Los labios del chico temblaron un poco, pero Rudolph comprendió que no se echaría a llorar.
—¿Cómo está? —preguntó Billy.
—Encantada de que vayas a reunirte con ella —dijo Rudolph.
—¡Pobre chiquilla! —dijo su madre—. Con la vida que ha tenido que llevar… Son los embates del destino.
Rudolph no se atrevió a mirarla.
—Aunque es una lástima, Billy —siguió diciendo ella—, que, ahora que nos hemos encontrado no puedas pasar un poco más de tiempo con tu vieja abuelita. En fin, ya que se ha roto el hielo, tal vez podría ir yo a visitarte. ¿No sería una buena idea, Rudolph?
—Muy buena.
—California —dijo ella—. Siempre tuve deseos de conocerla. Buen clima para los huesos viejos. Y, por lo que me han dicho, es un verdadero paraíso. Antes de morir… Creo, Martha, que Billy está esperando el pastel de chocolate.
—Sí, señora —dijo Martha, levantándose de la mesa.
—Rudolph —dijo la madre—, ¿no quieres probar un poco? El feliz círculo familiar estará más completo.
—No, gracias. —Lo que menos deseaba era incorporarse al feliz círculo familiar—. No tengo apetito.

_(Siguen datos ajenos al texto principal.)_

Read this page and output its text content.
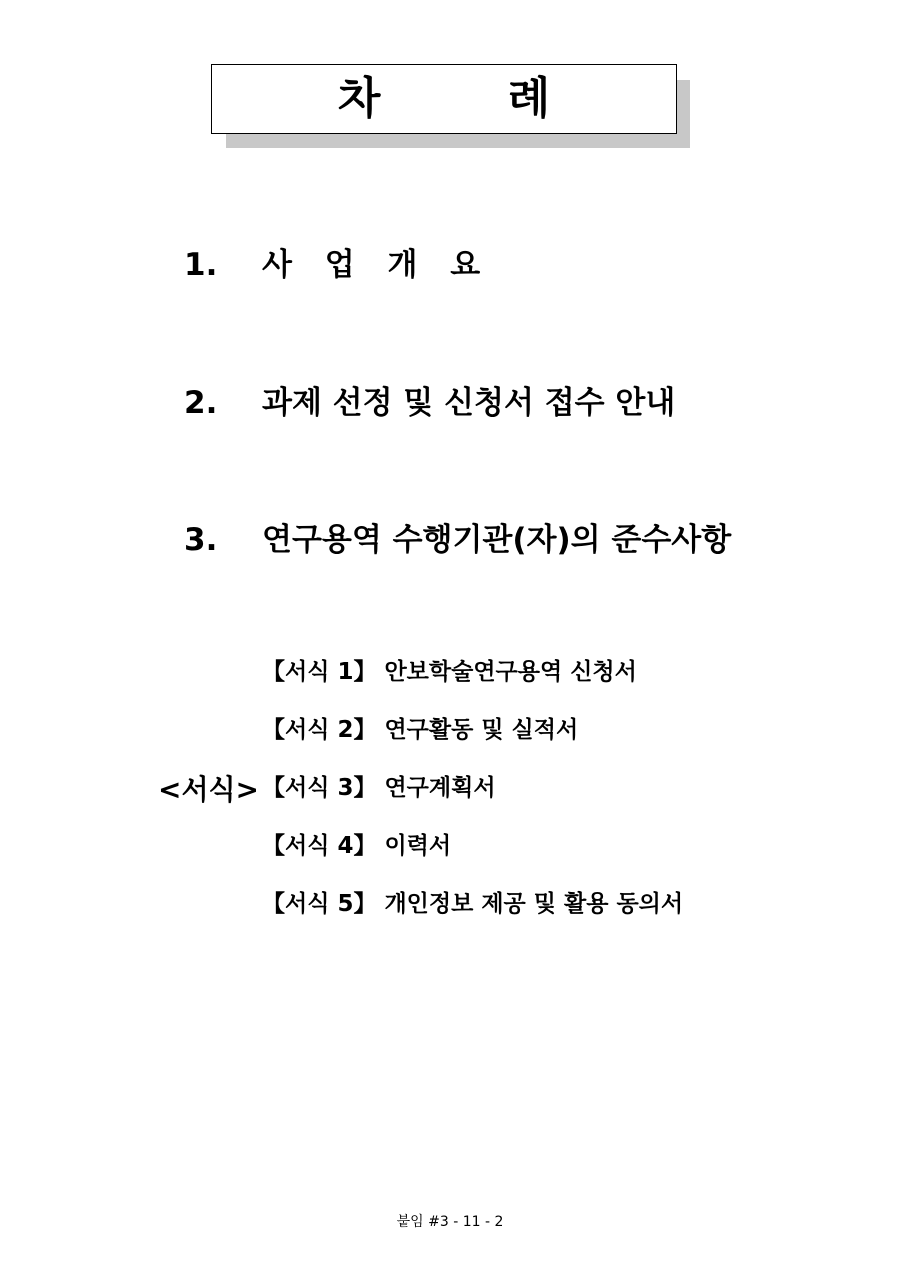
차 례
1. 사 업 개 요
2. 과제 선정 및 신청서 접수 안내
3. 연구용역 수행기관(자)의 준수사항
<서식>
【서식 1】 안보학술연구용역 신청서
【서식 2】 연구활동 및 실적서
【서식 3】 연구계획서
【서식 4】 이력서
【서식 5】 개인정보 제공 및 활용 동의서
붙임 #3 - 11 - 2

—Bueno, iré a acostarme —dijo ella, levantándose pesadamente—. A mis años, hay que dormir mucho, ¿sabes? Pero, cuando subas a dormir, entra a darle las buenas noches a la abuelita. ¿Lo harás, Billy?
—Sí, señor.
—Abuelita.
—Sí, abuelita —dijo Billy, obediente.
La mujer salió de la cocina, después de lanzar a Rudolph una última mirada triunfal. Lady McBeth, con su invisible rastro de sangre, dirigiendo majestuosamente una guardería de niños precoces, en un país más cálido que Escocia.
Las madres o deberían exhibirse, pensó Rudolph, mientras le decía: «Buenas noches; que duermas bien, mamá». Deberían ser fusiladas en secreto.
Salió de casa, cenó en un restaurante y llamó a Jean a Nueva York, para preguntarle qué noche podrían verse, si el martes o el miércoles. Pero nadie le contestó.